Prozessuale Hindernisse stehen einer Beiladung des Sozialhilfeträgers und dessen Verurteilung nicht entgegen. Allerdings hat die Klägerin ausdrücklich nur Leistungen nach dem Dritten Kapitel des SGB XII beantragt, wozu Leistungen nach § 23 SGB XII, die dem Zweiten Kapitel zugeordnet sind, nicht gehören. Dies ist jedoch bei interessengerechter Interpretation des Klagebegehrens nicht dahingehend zu verstehen, dass die Klägerin anderweitige existenzsichernde Leistungen nach dem SGB XII, die ihr evtl. zustehen, nicht geltend machen will. Sie ist insoweit ggfs. auf eine Präzisierung der Antragstellung hinzuweisen (§ 106 Abs. 1 SGG). Die Verurteilung des Beigeladenen nach § 75 Abs. 5 SGG setzt die Durchführung eines Vorverfahrens nicht voraus (Fock, in: Breitkreuz/Fichte, SGG, 2. Aufl. § 75 Rn 22; Gall in JurisPK SGG § 75 Rn. 194).

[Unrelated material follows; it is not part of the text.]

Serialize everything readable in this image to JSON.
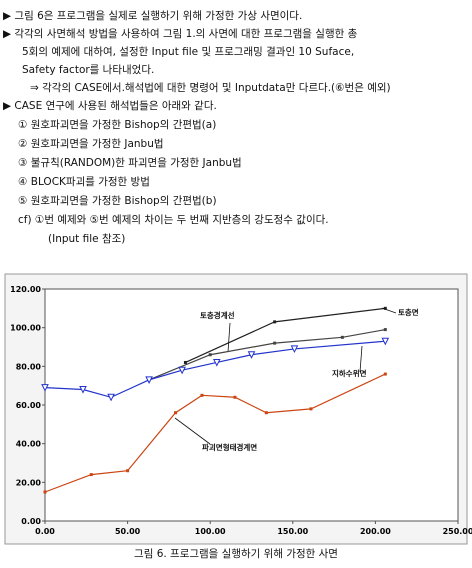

Ob nach Beiladung des Sozialhilfeträgers ein Anspruch nach § 23 Abs. 3 Satz 3 ff SGB XII besteht, ist nicht im Verfahren über die Prozesskostenhilfe abschließend zu prüfen. Der Senat weist darauf hin, dass nach neuerer obergerichtlicher Rechtsprechung (LSG Berlin-Brandenburg Beschluss vom 20.06.2017 - L 15 SO 104/17 B ER) jedenfalls fraglich ist, ob die Anwendung des § 23 Abs. 3 Satz 6 SGB XII in jedem Fall eine Ausreiseabsicht des Hilfebedürftigen voraussetzt. Nach Auffassung des Senats dürfte eine Ausreiseabsicht jedenfalls dann nicht erforderlich sein, wenn individuelle, in der Person des Betroffenen liegende Gründe eine sofortige Rückkehr in das Herkunftsland unzumutbar erscheinen lassen. Allenfalls dann dürfte die Annahme, dass der Leistungsausschluss nach § 7 Abs. 1 Satz 2 Nr. 2 SGB II keinen verfassungsrechtlichen Einwänden begegnet, bedenkenfrei sei. Auch insoweit ist der Sachverhalt weiter aufklärungsbedürftig.

Kosten im Beschwerdeverfahren gegen die Ablehnung von Prozesskostenhilfe sind nicht erstattungsfähig (§§ 73a Abs. 1 Satz 1 SGG, 127 Abs. 4 ZPO).

Dieser Beschluss ist nicht mit der Beschwerde anfechtbar (§ 177 SGG).